This website is under development and may contain errors . Please report to administrator by this form . Also you can visit our previus website.
Solitary or mat-forming herb growing in loose tussocks or dense mats with a short, often extensively branched rhizome, with abundant, brown, narrowly lanceolate, acuminate to long-pointed scales at branch ends and at leaf bases. Leaves or bunches of leaves from ends of rhizome branches, in loose clusters.

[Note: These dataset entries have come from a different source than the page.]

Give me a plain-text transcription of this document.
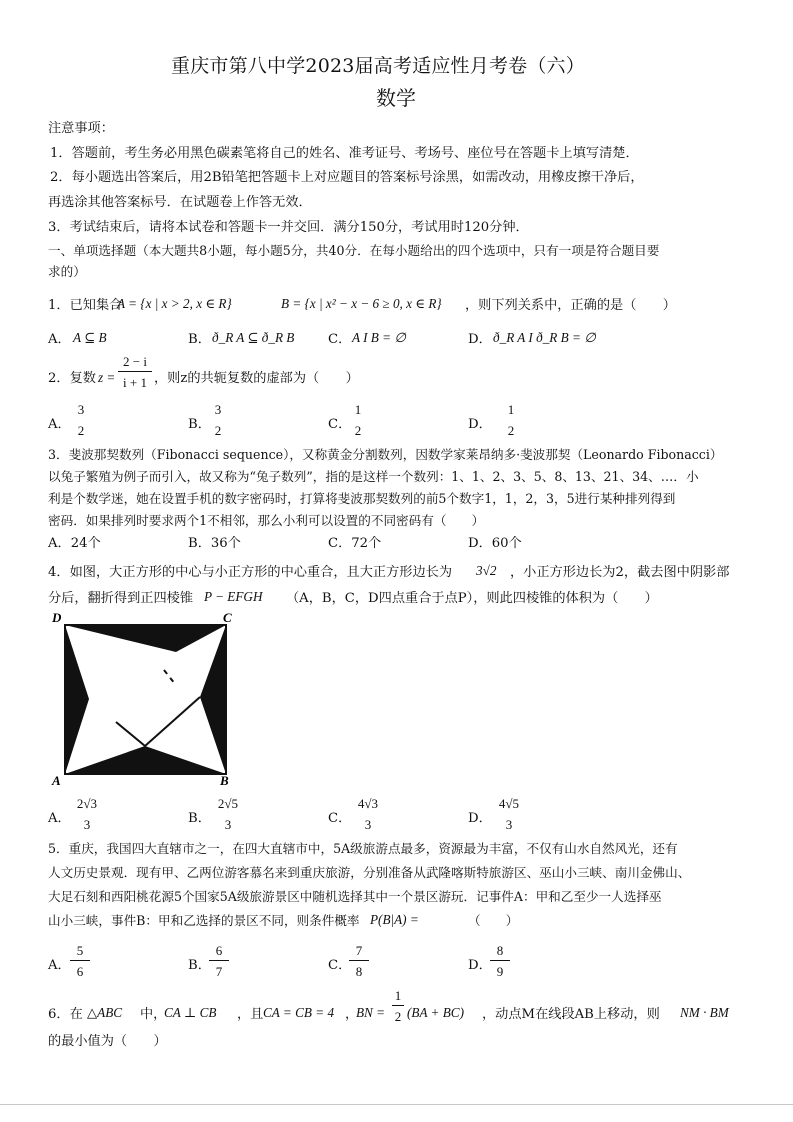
重庆市第八中学2023届高考适应性月考卷（六）
数学
注意事项：
1．答题前，考生务必用黑色碳素笔将自己的姓名、准考证号、考场号、座位号在答题卡上填写清楚．
2．每小题选出答案后，用2B铅笔把答题卡上对应题目的答案标号涂黑，如需改动，用橡皮擦干净后，
再选涂其他答案标号．在试题卷上作答无效．
3．考试结束后，请将本试卷和答题卡一并交回．满分150分，考试用时120分钟．
一、单项选择题（本大题共8小题，每小题5分，共40分．在每小题给出的四个选项中，只有一项是符合题目要
求的）
1．已知集合
A = {x | x > 2, x ∈ R}	B = {x | x² − x − 6 ≥ 0, x ∈ R} ，则下列关系中，正确的是（　　）
A． A ⊆ B	B． ð_R A ⊆ ð_R B	C． A I B = ∅	D． ð_R A I ð_R B = ∅
2．复数 z =
2 − i
i + 1 ，则z的共轭复数的虚部为（　　）
A．
3
2	B．
3
2	C．
1
2	D．
1
2
3．斐波那契数列（Fibonacci sequence），又称黄金分割数列，因数学家莱昂纳多·斐波那契（Leonardo Fibonacci）
以兔子繁殖为例子而引入，故又称为“兔子数列”，指的是这样一个数列：1、1、2、3、5、8、13、21、34、…．小
利是个数学迷，她在设置手机的数字密码时，打算将斐波那契数列的前5个数字1，1，2，3，5进行某种排列得到
密码．如果排列时要求两个1不相邻，那么小利可以设置的不同密码有（　　）
A．24个	B．36个	C．72个	D．60个
4．如图，大正方形的中心与小正方形的中心重合，且大正方形边长为 3√2 ，小正方形边长为2，截去图中阴影部
分后，翻折得到正四棱锥 P − EFGH （A，B，C，D四点重合于点P），则此四棱锥的体积为（　　）
D	C
A	B
A．
2√3
3	B．
2√5
3	C．
4√3
3	D．
4√5
3
5．重庆，我国四大直辖市之一，在四大直辖市中，5A级旅游点最多，资源最为丰富，不仅有山水自然风光，还有
人文历史景观．现有甲、乙两位游客慕名来到重庆旅游，分别准备从武隆喀斯特旅游区、巫山小三峡、南川金佛山、
大足石刻和西阳桃花源5个国家5A级旅游景区中随机选择其中一个景区游玩．记事件A：甲和乙至少一人选择巫
山小三峡，事件B：甲和乙选择的景区不同，则条件概率 P(B|A) =	（　　）
A．
5
6	B．
6
7	C．
7
8	D．
8
9
6．在 △ABC 中，
CA ⊥ CB ，且 CA = CB = 4 ，
BN =
1
2 (BA + BC) ，动点M在线段AB上移动，则 NM · BM
的最小值为（　　）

Leaves 8–20(25) × 1–3 cm, with petiole 3–8(12) cm, 1/2–1/3 of entire leaf length, petiole without joint (see Woodsia). Blades with oblong outline, pinnate to bipinnate with 8–12(14) pairs of pinnae. Pinnae 8–20 × 6–10 mm, longer than broad when well developed (but often stunted), dissected to the mid axis when well developed. Pinnulae dissected 1/4–1/2 to mid axis, with acute lobes but often with lobe ends curved inwards in dry sites (a characteristic of arctic plants of the species vs. temperate ones). Petiole with a few scales in lower parts, otherwise glabrous.
INFLORESCENCE AND FLOWER
Sori on lower surface of pinnae or pinnulae, (4)5–7(9) per pinnula, ca. 1/2–2/3 along the distance from mid axis to margin (a difference from Woodsia), initially covered by a small, flimsy, glabrous indusium that soon is shed (caducous) when the sporangia begin to develop. Each sorus with 4–10 sporangia. Spores brown, rugose (see Comments for the significance of this feature).
Sexual reproduction by spores; no vegetative reproduction.

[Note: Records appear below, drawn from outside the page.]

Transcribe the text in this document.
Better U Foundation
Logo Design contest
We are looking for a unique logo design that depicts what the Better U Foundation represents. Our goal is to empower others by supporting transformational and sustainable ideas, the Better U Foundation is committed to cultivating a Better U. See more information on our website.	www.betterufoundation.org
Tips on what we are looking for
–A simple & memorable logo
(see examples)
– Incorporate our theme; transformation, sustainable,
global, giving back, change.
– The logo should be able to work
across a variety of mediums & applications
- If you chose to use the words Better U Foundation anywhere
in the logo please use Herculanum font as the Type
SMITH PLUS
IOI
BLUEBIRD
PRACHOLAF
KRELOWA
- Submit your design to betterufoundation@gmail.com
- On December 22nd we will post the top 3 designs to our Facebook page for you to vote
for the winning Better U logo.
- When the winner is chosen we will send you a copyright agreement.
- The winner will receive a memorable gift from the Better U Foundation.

Spores are wind dispersed, potentially over very long distances.
The two 'ordinary' ferns of Svalbard are easily distinguished. Cystopteris fragilis has petioles without a joint, twice dissected blades, sori well inside the margin of pinnulae,and indusium glabrous and deciduous; Woodsia glabella has petioles jointed, blades once dissected, sori submarginal, indusia persistent and hairy.

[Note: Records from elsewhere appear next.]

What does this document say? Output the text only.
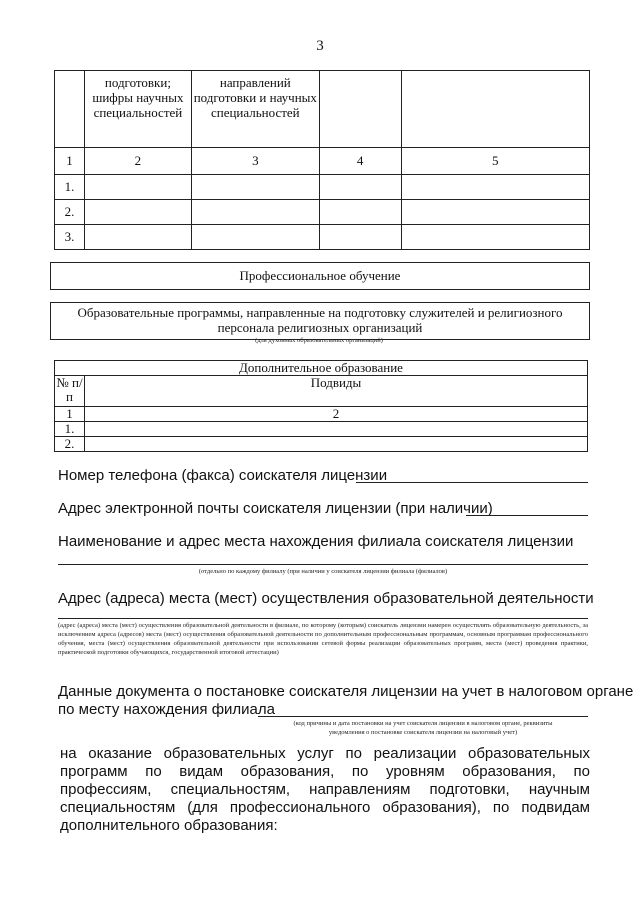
3
	подготовки; шифры научных специальностей	направлений подготовки и научных специальностей		
1	2	3	4	5
1.				
2.				
3.				
Профессиональное обучение
Образовательные программы, направленные на подготовку служителей и религиозного персонала религиозных организаций
(для духовных образовательных организаций)
Дополнительное образование	
№ п/п	Подвиды
1	2
1.	
2.	
Номер телефона (факса) соискателя лицензии
Адрес электронной почты соискателя лицензии (при наличии)
Наименование и адрес места нахождения филиала соискателя лицензии
(отдельно по каждому филиалу (при наличии у соискателя лицензии филиала (филиалов)
Адрес (адреса) места (мест) осуществления образовательной деятельности
(адрес (адреса) места (мест) осуществления образовательной деятельности в филиале, по которому (которым) соискатель лицензии намерен осуществлять образовательную деятельность, за исключением адреса (адресов) места (мест) осуществления образовательной деятельности по дополнительным профессиональным программам, основным программам профессионального обучения, места (мест) осуществления образовательной деятельности при использовании сетевой формы реализации образовательных программ, места (мест) проведения практики, практической подготовки обучающихся, государственной итоговой аттестации)
Данные документа о постановке соискателя лицензии на учет в налоговом органе
по месту нахождения филиала
(код причины и дата постановки на учет соискателя лицензии в налоговом органе, реквизиты уведомления о постановке соискателя лицензии на налоговый учет)
на оказание образовательных услуг по реализации образовательных программ по видам образования, по уровням образования, по профессиям, специальностям, направлениям подготовки, научным специальностям (для профессионального образования), по подвидам дополнительного образования:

Cystopteris fragilis is mainly confined to cliffs and coarse screes, in crevices among stones, on both circumneutral and basic substrates but perhaps not on the more acidic ones. It occurs in Svalbard mostly in dry and sunny sites, with a characteristic appearance with incurved leaf apices and a yellowish green colour; however, in shade it retains its flat leaves and green colour but rarely produces spores.
Slightly thermophilous. In the middle and northern arctic tundra zones and the transitional to clearly continental sections. In Svalbard, Cystopteris fragilis is only reported from Spitsbergen but there as rather frequent in the fjord parts, more rare on the coast.
The global distribution is very wide, almost cosmopolitan, and so are the taxonomic complications.
Two very different spore types are found in this species: echinate (with long spines) and rugose (with broad warts), see illustrations in Elven (1984; reproduced in Berg 2000). In plants with intermediate spore shapes the spores are obviously aborting (Elven 1984, see illustration there), suggesting a reproductive barrier. Nearly all arctic plants observed with spores, and certainly all observed in Svalbard, have rugose spores. The plants with rugose spores were described by R. Sim in 1848 from Scotland as a new species, C. dickieana, and this has been an accepted taxon from then on until the late 1990s. Elven (1984) found that the plants of Scandinavia with rugose spores did not belong to a single macromorphological type different from those with echinate spores, but rather belonged to several regional macromorphological types. Berg (1992) did not find support for a separate taxon but rather considered the spore polymorphy to possibly be a single gene effect, a conclusion reflected in his account for Flora Nordica (Berg 2000). The results of the molecular investigations of Dyer et al. (2000) and Parks et al. (2000) made these authors reject C. dickieana as a taxon. Vida's (1974) hypothesis, that partly different diploid genomes partake in "fragilis" and "dickieana", has not found support and is countered by Parks et al. (2000). However, the suggested spore abortion in plants with intermediate spore morphology remains to be explained as does the distributional pattern, i.e., that nearly all arctic plants and a majority of the high alpine ones have rugose spores.
Berg, R.Y. 1992. Sporevariasjon i skandinaviske populasjoner av Cystopteris fragilis. – Blyttia 50: 143–157.
Dyer, A.F., Parks, J.C. & Lindsay, S. 2000. Historical review of the uncertain taxonomic status of Cystopteris dickieana R.Sim (Dickie's bladder fern). – Edinburgh Journal of Botany 57: 71–81.
Elven, R. 1984. Skjørlokene i Nord-Norge. – Blyttia 42: 57–67.
Parks, J.C., Dyer, A.F. & Lindsay, S. 2000. Allozyme, spore and frond variation in some Scottish populations of the ferns Cystopteris dickieana and Cystopteris fragilis. – Edinburgh Journal of Botany 57: 83–105.
Vida, G. 1974. Genome analysis of the European Cystopteris fragilis complex. – Acta Botanica Academica Scientiarum Hungarica 20: 181–192.